女性の35年年表⑤ 婚活

昨日の夕方は、ちょうど猪苗代湖の周辺を車で走っていました。すると、緊急地震速報の聞きたくないアラームが一斉に鳴ります。すぐに、ナビの画面をテレビ画面に切り替えると、石川県を中心に、大きな地震があったことを告げています。すぐに、固定カメラやドローンでの映像、そして、一般の人たちからの投稿映像がアップされます。画像での情報が、すぐに伝わる時代になったことを感じましたね。同じ1月に起きた29年前の「阪神淡路大震災」では、携帯も普及していない時代でした。具体的な情報が伝わるまでに、ずいぶんと時間がかかった記憶があります。

 

元日なので、帰省で石川県や富山県、新潟県でのんびりとお正月を過ごす予定の人も多かったと思います。新潟県上越市に実家がある保育園ママがいます。上越市の津波で、川を伝って橋を走行するタクシーを津波が襲う映像には驚きました。

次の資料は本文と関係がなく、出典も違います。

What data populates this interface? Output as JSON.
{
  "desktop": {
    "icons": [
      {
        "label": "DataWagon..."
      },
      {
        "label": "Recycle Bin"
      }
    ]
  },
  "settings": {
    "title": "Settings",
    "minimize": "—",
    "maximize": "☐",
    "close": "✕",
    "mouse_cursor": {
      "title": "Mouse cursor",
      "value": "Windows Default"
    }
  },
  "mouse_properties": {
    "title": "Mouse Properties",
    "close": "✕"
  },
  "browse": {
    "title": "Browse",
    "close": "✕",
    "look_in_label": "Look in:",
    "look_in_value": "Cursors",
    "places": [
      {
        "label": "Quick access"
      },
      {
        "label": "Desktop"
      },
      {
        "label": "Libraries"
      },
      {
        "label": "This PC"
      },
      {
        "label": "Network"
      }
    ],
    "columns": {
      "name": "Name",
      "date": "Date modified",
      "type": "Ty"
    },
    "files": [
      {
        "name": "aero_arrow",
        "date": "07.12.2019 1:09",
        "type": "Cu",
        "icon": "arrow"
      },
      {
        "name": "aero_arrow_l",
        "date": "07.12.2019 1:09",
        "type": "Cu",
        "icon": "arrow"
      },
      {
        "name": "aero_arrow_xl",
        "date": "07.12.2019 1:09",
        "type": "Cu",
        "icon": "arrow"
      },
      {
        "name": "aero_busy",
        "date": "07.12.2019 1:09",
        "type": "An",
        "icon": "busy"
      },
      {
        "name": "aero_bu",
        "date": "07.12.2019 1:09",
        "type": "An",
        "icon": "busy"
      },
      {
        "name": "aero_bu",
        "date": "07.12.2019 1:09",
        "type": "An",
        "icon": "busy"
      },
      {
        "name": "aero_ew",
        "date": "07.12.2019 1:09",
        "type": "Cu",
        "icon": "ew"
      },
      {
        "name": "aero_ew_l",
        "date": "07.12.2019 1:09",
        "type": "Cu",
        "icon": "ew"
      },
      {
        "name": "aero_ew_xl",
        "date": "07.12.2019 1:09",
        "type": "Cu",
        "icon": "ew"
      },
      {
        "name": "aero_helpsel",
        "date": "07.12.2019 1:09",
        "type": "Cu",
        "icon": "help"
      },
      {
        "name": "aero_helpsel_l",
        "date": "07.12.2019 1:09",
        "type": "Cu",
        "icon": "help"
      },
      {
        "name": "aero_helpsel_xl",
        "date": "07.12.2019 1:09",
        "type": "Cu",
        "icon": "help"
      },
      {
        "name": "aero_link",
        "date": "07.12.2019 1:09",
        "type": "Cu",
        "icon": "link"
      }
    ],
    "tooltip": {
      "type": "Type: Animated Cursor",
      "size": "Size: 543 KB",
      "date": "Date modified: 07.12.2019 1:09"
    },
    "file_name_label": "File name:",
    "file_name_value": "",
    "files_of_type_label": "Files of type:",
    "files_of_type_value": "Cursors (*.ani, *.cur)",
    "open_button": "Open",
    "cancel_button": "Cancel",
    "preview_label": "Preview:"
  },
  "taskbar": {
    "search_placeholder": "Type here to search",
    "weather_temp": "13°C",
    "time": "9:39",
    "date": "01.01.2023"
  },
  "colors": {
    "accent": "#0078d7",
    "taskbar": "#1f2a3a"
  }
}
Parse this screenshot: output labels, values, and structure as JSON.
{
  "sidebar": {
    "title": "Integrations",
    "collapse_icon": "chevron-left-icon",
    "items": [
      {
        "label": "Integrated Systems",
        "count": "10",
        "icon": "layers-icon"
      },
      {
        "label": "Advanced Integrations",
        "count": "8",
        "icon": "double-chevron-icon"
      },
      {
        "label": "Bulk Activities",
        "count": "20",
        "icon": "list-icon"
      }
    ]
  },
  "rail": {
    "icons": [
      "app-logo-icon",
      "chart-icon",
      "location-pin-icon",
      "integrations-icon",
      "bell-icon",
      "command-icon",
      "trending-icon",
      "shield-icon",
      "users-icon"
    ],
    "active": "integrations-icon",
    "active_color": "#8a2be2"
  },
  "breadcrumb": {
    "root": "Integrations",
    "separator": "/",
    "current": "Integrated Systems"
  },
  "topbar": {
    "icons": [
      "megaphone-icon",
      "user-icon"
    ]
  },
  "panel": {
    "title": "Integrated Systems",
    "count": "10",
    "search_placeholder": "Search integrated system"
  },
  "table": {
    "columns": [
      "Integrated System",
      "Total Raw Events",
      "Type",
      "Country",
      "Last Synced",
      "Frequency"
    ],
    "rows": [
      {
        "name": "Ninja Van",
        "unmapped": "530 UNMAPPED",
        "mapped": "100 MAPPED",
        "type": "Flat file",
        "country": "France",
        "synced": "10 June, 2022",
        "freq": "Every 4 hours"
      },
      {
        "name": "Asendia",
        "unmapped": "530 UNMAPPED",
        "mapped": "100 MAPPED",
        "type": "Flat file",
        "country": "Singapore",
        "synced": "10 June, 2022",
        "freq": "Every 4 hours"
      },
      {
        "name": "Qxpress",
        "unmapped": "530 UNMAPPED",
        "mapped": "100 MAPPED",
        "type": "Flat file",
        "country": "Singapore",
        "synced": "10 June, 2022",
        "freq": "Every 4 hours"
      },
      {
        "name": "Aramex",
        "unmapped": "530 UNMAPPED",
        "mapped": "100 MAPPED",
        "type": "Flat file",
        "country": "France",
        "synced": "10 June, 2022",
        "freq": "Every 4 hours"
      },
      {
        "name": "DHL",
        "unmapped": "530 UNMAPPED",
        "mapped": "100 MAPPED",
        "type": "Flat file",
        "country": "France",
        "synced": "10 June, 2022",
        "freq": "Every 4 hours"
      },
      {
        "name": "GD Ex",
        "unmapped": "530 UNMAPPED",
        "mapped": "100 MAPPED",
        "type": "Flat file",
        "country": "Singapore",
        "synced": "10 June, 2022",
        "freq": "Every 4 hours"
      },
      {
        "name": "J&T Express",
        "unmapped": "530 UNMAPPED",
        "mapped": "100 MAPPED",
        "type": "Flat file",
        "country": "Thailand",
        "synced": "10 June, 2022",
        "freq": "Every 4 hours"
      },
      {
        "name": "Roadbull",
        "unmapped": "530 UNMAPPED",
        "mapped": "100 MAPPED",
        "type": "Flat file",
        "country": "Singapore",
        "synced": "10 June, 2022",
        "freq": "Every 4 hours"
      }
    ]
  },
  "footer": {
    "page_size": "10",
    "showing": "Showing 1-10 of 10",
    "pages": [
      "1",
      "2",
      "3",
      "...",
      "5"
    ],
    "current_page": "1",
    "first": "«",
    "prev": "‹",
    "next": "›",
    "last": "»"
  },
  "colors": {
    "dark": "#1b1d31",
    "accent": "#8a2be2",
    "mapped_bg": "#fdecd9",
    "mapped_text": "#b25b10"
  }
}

すぐにタクシーが動き出したので、本当に良かったです。具体的な被害状況がこれからわかってくると思いますし、新幹線や在来線、高速道路も早く運転運航再開を願います。避難所で過ごす方々の気持ちを察すると、なんとも言いようがありません。

 

さて、私の学生時代は、就職活動を「就活」と略して言うことはありませんでした。2000年に入ってから、言われるようになったようです。同じように「婚活」という言葉が、広がったのが2008年です。結婚をすることを目的に意識的な活動をすることを意味する言葉が「婚活」です。就職活動の略が就活ですが、婚活は結婚活動の略ではないようです。

 

中央大学(家庭社会学)の山田昌弘教授とジャーナリストの白河桃子さんの共著「『婚活』時代」がきっかけで、広がった言葉です。

 

女性の結婚観は、時代ともに変化します。70代後半から80年代前半にかけて、雑誌「クロワッサン」がかかがるシングル賛歌が、一部の女性の支持を集めます。「結婚して子供を産むことだけが、女の幸せではない。仕事を続け、シングルを謳歌しよう」といった考えです。しかし、結果として婚期を逃す「クロワッサン症候群」という言葉も生まれました。結婚するかどうかで女性や社会で議論があった時代から、いつの間にか結婚や妊娠を歓迎するムードに時代が変わっていきます。それを象徴するのが「結婚潮流」という1983年に大阪で生まれた、平均年齢24歳の女性編集者陣の女性誌です。一般的な女性誌は、当時恋愛を多く扱っていましたが、「結婚潮流」は、理想の恋愛と切り離して「結婚」を読者に提示したのです。「恋愛と結婚は違う」「理想の妻と理想の恋人」といった言い方をするようになったのも、この頃ですね。

 

そして、1990年代に女性の生き方を象徴する雑誌が「Hanako」です。会社からも家庭からも解放されバブルの時代を謳歌した女性は、「子どもを産むために結婚はするけれど、それまでは仕事も遊びも楽しむ」それが、「Hanako」の時代の結婚観だったようです。でも、「Hanako」では結婚特集はほとんど組まなかったそうです。1993年に結婚雑誌に特化した「ゼクシィ」が登場すると、どんな結婚式を演出するか…までも注目されるようになったのです。

 

時代は繰り返されるとは言いますが、私の両親は「お見合い結婚」です。おせっかいなおばさんがいたかどうかは聞いていませんが、現代の婚活アプリは、信用できるものを選べば、かつての「おせっかいおばさん」の役割と一緒かもしれません。いや、それ以上に相性がいい組み合わせをAIが考えてくれるのです。

 

ここまで、女性の立場での「婚活」の歴史をたどってきましたが、男性の場合は、このような解説ができません。やはり、「婚活」は、女性がリードしてきたライフスタイルなのでしょう。そして、結論は簡単で、人それぞれ・・・色々な考え方があるので、こうあるべきという押しつけは不要なのです。